4. What has been your biggest obstacle?
Time and my own learning curves. I have several notebooks full of ideas on several different types of lighting, furniture, textile and product design. In putting together our collections, I've been pretty selective about what we put out there in the past, because of the work load I can handle on my own. But hiring some great employees and collaborating with a few of my fellow designers in Portand has loosened me up a little- it's created a good environment to brainstorm and create some of these ideas.
5. What or who inspires your design?
I'm really inspired by the midcentury era of design from the late 1930s - 1960s. The designers that captivate me run from some of the more well-known like Ruth Asawa, Hans Wegner, Harry Bertoia, Constantin Brâncuși and George Nelson to some that are less well-known but truly inspiring- like Karl Springer, Aldo Londi for Bitossi, Harrison McIntosh and Roger Capron.
6.What are your favorite things about Portland?
Man, everything! I just love walking down the street and soaking in the atmosphere of this place. It has such a great vibe, especially in the summer when people are biking down the streets and the roses and dahlias are blooming. I just love the feeling of living in a small town, but actually being in a city- I wish more cities would bring that perspective into their urban planning. I hope Portland continues to build along that path as it makes it a real pleasure to live here.

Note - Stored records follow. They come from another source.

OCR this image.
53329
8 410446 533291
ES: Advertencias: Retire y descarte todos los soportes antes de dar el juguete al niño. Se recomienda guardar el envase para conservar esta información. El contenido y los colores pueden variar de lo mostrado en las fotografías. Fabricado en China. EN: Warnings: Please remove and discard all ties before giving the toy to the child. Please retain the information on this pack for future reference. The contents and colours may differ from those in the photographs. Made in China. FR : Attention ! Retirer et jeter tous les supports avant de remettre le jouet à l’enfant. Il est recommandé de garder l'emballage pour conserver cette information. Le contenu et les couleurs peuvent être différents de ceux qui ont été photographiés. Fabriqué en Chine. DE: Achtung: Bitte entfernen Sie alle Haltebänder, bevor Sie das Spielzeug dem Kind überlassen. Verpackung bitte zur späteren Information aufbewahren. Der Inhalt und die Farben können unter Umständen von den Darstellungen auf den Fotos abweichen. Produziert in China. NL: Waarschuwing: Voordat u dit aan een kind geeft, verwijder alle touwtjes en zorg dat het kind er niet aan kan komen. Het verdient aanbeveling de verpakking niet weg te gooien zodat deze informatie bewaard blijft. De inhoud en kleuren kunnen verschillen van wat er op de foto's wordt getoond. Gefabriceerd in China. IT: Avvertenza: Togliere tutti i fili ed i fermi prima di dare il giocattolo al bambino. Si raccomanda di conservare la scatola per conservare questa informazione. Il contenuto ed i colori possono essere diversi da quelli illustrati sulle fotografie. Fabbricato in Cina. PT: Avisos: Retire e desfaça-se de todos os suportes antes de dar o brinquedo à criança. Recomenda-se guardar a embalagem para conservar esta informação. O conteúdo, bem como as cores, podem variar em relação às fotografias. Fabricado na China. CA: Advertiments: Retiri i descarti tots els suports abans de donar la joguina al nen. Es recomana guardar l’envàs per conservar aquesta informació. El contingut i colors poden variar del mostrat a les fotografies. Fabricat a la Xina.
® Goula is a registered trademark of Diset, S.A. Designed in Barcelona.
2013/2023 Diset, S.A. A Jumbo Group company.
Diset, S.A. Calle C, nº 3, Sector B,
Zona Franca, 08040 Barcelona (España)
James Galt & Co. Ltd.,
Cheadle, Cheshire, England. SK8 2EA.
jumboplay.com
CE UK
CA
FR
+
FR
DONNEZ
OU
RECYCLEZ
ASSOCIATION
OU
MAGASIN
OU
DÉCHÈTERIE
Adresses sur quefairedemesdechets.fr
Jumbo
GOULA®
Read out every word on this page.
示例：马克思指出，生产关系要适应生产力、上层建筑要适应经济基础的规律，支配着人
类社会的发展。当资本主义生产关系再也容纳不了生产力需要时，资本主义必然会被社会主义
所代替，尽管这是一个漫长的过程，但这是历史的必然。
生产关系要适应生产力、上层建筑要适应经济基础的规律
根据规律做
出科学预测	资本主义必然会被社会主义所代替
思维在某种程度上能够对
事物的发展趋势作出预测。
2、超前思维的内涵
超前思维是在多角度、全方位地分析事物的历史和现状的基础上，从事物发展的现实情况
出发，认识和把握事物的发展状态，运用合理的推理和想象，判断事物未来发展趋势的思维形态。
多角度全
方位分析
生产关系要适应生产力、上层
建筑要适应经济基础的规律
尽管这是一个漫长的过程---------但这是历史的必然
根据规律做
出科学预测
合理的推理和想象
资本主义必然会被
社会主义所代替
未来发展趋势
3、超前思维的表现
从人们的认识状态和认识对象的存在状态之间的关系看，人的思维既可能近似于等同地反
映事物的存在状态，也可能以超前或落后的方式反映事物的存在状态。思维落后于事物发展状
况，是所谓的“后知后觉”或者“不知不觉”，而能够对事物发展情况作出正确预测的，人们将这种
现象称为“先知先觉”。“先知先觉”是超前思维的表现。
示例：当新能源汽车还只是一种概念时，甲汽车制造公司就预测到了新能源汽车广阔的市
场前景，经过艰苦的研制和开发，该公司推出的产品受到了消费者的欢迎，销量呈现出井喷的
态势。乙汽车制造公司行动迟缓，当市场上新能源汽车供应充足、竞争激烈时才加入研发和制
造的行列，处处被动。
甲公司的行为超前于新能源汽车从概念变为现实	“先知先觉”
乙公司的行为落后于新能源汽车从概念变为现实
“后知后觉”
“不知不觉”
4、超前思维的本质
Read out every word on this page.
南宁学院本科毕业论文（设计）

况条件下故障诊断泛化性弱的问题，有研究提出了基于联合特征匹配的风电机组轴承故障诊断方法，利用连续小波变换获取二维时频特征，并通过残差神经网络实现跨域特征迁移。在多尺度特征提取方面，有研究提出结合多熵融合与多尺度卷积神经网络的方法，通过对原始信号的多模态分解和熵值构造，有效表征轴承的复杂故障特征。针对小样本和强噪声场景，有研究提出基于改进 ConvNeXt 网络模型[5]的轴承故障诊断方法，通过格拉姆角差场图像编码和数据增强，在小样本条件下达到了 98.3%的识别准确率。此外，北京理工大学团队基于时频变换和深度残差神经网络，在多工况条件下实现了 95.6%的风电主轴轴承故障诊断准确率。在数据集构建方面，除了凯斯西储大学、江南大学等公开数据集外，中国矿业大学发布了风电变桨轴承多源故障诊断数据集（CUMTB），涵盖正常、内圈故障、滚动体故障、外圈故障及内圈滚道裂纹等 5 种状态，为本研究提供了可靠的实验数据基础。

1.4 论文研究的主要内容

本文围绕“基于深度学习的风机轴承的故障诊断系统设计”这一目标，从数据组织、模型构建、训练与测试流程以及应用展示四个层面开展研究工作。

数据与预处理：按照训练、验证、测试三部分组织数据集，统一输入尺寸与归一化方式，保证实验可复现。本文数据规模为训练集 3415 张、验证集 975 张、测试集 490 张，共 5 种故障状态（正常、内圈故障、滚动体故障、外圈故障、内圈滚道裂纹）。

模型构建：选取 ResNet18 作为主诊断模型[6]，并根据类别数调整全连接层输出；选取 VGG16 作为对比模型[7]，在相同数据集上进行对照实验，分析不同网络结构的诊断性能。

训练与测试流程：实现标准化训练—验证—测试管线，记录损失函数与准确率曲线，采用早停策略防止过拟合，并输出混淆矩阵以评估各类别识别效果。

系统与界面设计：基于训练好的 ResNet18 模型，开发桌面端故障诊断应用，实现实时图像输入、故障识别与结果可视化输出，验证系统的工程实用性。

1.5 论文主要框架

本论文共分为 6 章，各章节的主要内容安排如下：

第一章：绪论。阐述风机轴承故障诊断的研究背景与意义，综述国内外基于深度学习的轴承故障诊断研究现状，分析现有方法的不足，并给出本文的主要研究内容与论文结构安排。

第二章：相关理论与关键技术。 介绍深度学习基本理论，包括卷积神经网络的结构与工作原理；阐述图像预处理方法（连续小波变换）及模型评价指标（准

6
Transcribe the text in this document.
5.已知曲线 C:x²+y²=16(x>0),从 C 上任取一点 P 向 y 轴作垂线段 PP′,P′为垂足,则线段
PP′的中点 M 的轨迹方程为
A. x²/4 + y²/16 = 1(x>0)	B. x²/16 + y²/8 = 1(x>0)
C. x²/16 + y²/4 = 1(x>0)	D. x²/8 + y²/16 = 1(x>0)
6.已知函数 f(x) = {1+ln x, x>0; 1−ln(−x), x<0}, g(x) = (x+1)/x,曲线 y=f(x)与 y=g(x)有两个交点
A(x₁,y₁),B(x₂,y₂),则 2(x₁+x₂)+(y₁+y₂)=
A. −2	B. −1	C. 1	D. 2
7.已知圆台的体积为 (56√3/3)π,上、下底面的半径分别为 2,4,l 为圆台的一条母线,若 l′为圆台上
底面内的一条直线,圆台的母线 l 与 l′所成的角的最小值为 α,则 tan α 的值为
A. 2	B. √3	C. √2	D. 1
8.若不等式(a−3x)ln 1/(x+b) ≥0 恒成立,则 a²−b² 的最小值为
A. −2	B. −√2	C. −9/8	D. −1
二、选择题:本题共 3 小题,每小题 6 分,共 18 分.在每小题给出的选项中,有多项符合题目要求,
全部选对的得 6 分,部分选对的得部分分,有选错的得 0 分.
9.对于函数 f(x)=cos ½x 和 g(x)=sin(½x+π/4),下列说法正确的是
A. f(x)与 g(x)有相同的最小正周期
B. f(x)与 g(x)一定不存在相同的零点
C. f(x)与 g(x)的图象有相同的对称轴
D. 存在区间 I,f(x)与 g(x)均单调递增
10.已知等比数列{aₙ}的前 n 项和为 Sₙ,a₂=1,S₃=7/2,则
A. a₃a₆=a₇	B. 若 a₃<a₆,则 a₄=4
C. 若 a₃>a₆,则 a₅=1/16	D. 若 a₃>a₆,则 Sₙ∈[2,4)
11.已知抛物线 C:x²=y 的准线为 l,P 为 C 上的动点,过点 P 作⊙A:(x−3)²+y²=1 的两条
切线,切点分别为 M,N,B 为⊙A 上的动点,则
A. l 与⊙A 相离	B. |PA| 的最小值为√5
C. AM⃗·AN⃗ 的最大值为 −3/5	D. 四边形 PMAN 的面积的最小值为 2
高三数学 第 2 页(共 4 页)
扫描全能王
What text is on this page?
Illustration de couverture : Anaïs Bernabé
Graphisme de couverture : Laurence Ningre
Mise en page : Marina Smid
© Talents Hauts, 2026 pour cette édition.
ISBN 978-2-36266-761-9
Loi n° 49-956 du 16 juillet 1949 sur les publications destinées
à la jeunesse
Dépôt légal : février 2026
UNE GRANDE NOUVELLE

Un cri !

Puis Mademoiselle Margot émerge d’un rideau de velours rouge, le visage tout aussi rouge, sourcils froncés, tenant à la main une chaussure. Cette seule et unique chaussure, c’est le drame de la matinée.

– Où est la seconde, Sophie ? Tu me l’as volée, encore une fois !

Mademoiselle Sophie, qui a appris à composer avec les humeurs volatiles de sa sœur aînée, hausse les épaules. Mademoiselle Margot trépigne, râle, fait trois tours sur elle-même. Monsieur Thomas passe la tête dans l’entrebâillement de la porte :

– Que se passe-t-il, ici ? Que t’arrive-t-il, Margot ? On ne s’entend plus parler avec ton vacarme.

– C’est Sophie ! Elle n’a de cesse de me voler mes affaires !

7. What is your favorite part of your studio?
Definitely the assembly table, where my assembler and I put together lighting for retailers and customers. The best part of my day is assembling a lamp and knowing I've created something of value that will complement someone's home.
8. Your favorite thing about your workspace?
The people in it- I have two wonderful employees that make it a pleasure to come to work. Without them, I'd be a bit of a lonely lamp-maker!
9. Tell us two truths and a lie!
I once travelled to the Middle East with Kofi Annan.
Blueberries are horrible.
When I was in my 20s, I accidentally rolled my boss' car into a ditch.
10. 5 things you can’t live without.
My husband Ray and our neighbor's cat Gato Amigo.
Salted Caramel Ice Cream from Salt & Straw.
Berry picking on Sauvie's Island.
Camping and late night dinners under the stars with our friends & family.
Late night wildlife watching on my bike ride home - raccoons, woodpeckers, coyotes!